Many students get caught in the trap of making easy mistakes. It is likely due to nerves. Lawyers in court when addressing the bench do not ‘feel’ or ‘believe’, for they are not paid to advocate their feelings or their beliefs (though they may find themselves in the lucky position of arguing for their feelings or beliefs); they are paid to make submissions of law and invite the court to adopt their position.
Demarcation of submissions
It doesn’t matter whether it’s a moot or a business presentation – poor presentations have one thing in common. You don’t know where one part starts and another ends. Make sure that you are clear in your presentation that you clearly define what you are going to be talking about and when you will talk about them. This also helps to let you know how much time you have to talk about each. For example if you clearly set out three topics to talk about, you will hardly want to spend the majority of your time talking about the first. Make sure, however, that you have practised and know how long your submissions will run. Separate what you are going to talk about so that it is clear to the judge and to yourself.

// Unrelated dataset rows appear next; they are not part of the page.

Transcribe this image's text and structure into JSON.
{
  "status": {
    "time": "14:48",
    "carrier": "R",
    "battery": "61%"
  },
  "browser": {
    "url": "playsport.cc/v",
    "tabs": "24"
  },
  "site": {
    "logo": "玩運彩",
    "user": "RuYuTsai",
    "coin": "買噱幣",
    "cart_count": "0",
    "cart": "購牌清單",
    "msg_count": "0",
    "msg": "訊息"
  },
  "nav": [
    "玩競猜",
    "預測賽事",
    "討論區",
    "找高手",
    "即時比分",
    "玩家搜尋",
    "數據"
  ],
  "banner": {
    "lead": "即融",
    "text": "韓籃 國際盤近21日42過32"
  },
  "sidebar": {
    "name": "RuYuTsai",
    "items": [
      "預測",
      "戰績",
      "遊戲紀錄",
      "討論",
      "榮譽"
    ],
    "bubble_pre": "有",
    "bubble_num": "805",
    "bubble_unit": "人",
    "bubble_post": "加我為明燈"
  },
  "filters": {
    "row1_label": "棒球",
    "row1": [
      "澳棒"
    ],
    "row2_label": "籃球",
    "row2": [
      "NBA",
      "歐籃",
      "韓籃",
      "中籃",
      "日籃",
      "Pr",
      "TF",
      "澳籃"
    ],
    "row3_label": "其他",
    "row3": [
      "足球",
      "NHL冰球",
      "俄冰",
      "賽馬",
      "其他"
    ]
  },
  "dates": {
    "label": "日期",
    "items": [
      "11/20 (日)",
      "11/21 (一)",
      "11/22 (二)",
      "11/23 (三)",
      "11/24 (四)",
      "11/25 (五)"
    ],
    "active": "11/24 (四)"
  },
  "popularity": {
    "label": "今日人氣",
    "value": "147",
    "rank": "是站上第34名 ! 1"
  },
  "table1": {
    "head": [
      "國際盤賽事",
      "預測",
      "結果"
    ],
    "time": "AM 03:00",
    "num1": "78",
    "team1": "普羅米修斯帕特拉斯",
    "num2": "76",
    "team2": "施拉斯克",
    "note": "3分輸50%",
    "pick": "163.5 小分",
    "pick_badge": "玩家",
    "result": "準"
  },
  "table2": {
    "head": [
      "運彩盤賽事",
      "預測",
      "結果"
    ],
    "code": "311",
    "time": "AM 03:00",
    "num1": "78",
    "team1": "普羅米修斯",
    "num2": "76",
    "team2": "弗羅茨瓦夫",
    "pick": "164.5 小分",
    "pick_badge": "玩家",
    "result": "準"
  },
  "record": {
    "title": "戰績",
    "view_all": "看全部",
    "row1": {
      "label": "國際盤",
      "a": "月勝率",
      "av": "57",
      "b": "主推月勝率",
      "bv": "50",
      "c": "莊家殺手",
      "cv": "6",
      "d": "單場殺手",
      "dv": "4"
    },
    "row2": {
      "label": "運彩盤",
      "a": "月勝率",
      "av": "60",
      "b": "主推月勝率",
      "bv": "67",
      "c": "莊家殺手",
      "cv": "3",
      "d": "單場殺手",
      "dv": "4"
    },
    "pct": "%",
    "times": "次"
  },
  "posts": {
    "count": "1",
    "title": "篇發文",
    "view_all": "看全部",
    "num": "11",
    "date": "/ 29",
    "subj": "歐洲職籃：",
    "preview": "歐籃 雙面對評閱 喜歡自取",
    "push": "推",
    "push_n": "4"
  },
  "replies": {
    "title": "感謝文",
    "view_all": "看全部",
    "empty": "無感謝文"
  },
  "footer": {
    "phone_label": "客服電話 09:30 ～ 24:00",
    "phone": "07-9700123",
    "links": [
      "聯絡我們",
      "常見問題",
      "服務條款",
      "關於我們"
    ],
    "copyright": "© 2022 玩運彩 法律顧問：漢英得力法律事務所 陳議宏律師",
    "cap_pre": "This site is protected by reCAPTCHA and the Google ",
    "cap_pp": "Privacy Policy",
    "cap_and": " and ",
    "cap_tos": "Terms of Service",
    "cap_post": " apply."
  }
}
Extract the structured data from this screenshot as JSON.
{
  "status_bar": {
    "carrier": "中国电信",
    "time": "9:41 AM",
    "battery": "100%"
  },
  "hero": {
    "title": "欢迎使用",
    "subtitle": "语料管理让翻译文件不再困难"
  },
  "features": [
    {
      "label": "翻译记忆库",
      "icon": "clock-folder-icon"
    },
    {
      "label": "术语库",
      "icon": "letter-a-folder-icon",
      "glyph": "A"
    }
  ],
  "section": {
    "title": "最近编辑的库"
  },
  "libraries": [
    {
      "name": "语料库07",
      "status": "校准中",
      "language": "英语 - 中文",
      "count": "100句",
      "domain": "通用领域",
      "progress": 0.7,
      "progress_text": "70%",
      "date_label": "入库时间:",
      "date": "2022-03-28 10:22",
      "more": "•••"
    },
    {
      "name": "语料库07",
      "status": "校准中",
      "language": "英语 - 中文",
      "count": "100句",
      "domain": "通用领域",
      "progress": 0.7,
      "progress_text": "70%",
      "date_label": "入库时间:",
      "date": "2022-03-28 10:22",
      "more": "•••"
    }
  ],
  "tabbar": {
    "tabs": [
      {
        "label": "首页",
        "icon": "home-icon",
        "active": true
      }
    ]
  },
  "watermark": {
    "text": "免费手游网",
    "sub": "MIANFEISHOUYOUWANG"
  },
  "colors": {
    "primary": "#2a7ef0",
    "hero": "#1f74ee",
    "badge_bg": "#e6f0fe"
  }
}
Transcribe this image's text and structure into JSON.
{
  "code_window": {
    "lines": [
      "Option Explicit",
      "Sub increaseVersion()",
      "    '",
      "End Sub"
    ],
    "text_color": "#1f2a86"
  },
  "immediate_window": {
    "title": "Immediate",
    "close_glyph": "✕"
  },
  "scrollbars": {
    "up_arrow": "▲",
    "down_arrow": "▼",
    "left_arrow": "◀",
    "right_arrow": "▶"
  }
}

Interventions and questions
The true test of a mooter to start with is not in the presentation they give. Many students can present an argument quite well, even if they are nervous. The true test is how they stand up to questioning. Moot judges will attempt to get a student off script and thinking on their feet, answering questions they have about the case. At a very fundamental level, judges want you to display your advocacy, your preparation and your skill of persuasion and that is why they interrupt. It isn’t necessarily to trip you up, make you look small or to give you a savage time – as some students tend to think when it comes to external moots. They are tasked with resolving a particular problem and they want your assistance in knowing which way to deal with it.
The opposition argument
A skill in and of itself is rebutting the opposition. Some students are only concerned with their own material and therefore do not consider addressing their opposing counsel’s submissions. When starting out, there is nothing wrong with that. If you can, address it. If you can’t, don’t worry about it. It does show a level of sophistication that not addressing it fails to show. As you become more experienced in mooting then you will want to rebut your opponents’ arguments more often. It shouldn’t detract from your own submission but, where you can, criticise their position by anticipating it in your submission or rebutting it after your opposition has spoken.
Ending your presentation
Having judged more than a handful of moots, students are very anxious to finish their submissions and do so in a rush. There’s nothing worse you can do when it comes to finishing your moot. Make sure that you end it appropriately, by finishing with a conclusion and by telling the court what you want it to do. You’re being instructed with vast sums of money to go before the Appeals Court and fight for your client; the last thing you want to do is talk eruditely on scholarly points of law and then finish with an anti-climax, not having told the court what it is you want it to do.